Responding to complaints over the Metro-based Windows 8 Start screen, Microsoft is still trying to defend the new user interface but has promised to make some tweaks to appease unhappy users.
In the company's latest Building Windows 8 blog, Windows Live President Steven Sinofsky admitted that Microsoft has received some harsh criticism from people who just don't like the new Metro UI Start screen.
"We've seen some small amount of visceral feedback focused on 'choice' or 'disable'--a natural reaction to change, but perhaps not the best way to have a dialogue leading to a new product," Sinofsky said.
But Microsoft is apparently listening to the feedback. In the blog, Marina Dukhon, a senior program manager lead on the Core Experience team, addressed specific comments from people critical of the new UI.
One disgruntled commenter called the new Start screen a "mess of icons" and said that it "just doesn't work, nor does it have any advantages over the superior Start Menu." Another person wrote that "the current metro-list of all apps is not suitable, since that lists everything alphabetically and I don't know the names of all those additional programs."
In response, Dukhon pointed to the inefficiency of the traditional Windows Start menu with its scrolling rows of folders and shortcuts as proof that a change was needed.
But in a concession to the feedback, she revealed that Microsoft is working on a new Apps screen that would mimic the design of the current All Programs menu. The Apps screen would let users organize their apps into groups, so that they can more easily find specific programs by category or product name.

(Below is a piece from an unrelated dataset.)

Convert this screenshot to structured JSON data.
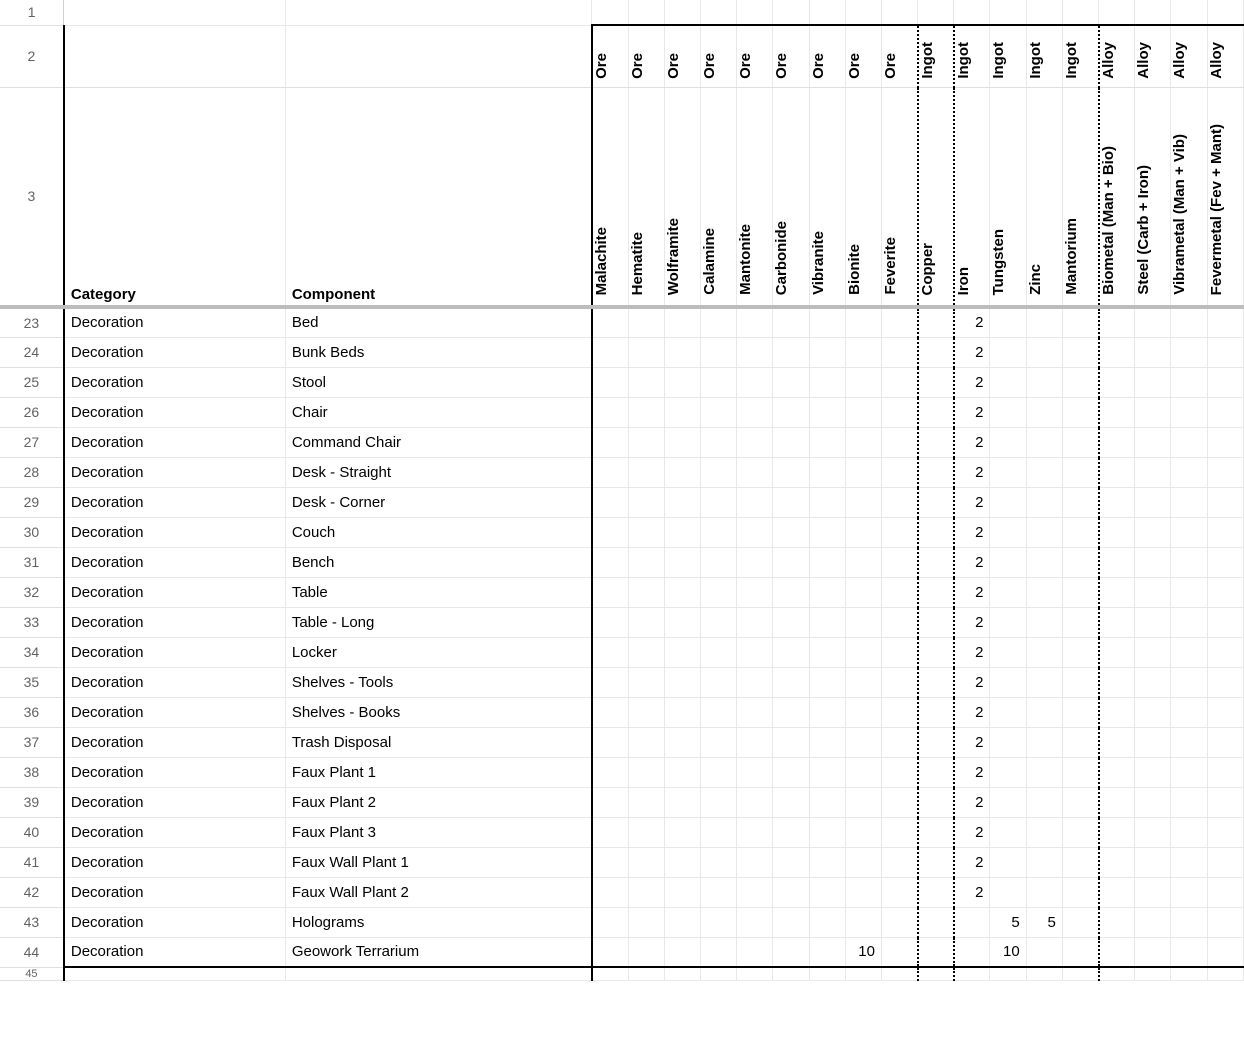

"This way, if you are looking for something that you know came in your Visual Studio suite, but can't recall the exact name of the app, it should be much easier for you to find," Dukhon said. "And your alphabetical list should no longer be cluttered with app tiles that have obscure names because the developer was relying on the folder name to convey the actual name of the executable.
The Apps screen would also be denser and allow for more content, thereby reducing the need to scroll back and forth to see the entire list.
Another person commented on the limitations of the Metro Start screen on PCs by saying that "while I can see that the Metro style Start replacement works well for touch screens on small form-factor computers it will dramatically reduce my productivity on a desktop with a large widescreen monitor."
In response, Dukhon threw out a lot of facts and figures trying to analyze the "spatial arrangement on the Start screen," perhaps not the most user friendly way to address the issue. But she said that people would be able to customize the Start screen, an area that should see some improvement in the Windows 8 beta.
"The personalization of the Start screen is one of the features that we want to make great, and we're still iterating on it and to make it better," Dukhon said. "In the Windows Developer Preview, you can already try flexible group sizes, unpinning tiles, and resizing wide tiles to square tiles. And in the Beta, you'll also be able to use other improvements based on this dialog, in addition to creating, naming, and rearranging groups."
Yet another person stated that the new Start screen simply feels less efficient than the traditional Start menu. Again, Dukhon tried her best to tackle this issue using data and calculations to defend the new Start screen. But in the long run, this is another area that Microsoft knows needs improvement.
"Based on your feedback, one of the things that we're doing to make it faster to get to All Programs is to take you directly to the Apps screen when you click Search in the desktop," she said. "This potentially removes another step from this task, making it even more efficient in Windows 8 to launch an app from the desktop relative to Windows 7. Another thing that we're doing is increasing the number of rows of tiles that you can see on large monitors so that you can fit even more of your favorite apps closer to your mouse and make it faster to launch apps than before."
Finally, Dukhon reminded people that their feedback is based on the current Developer Preview, which is a work in progress, and that much still needs to be done to finalize the user interface. But the company launched the Developer Preview in part to allow people to share their comments.
"We did this in order to foster the dialogue and we want folks to understand that the product is not done," Dukhon said.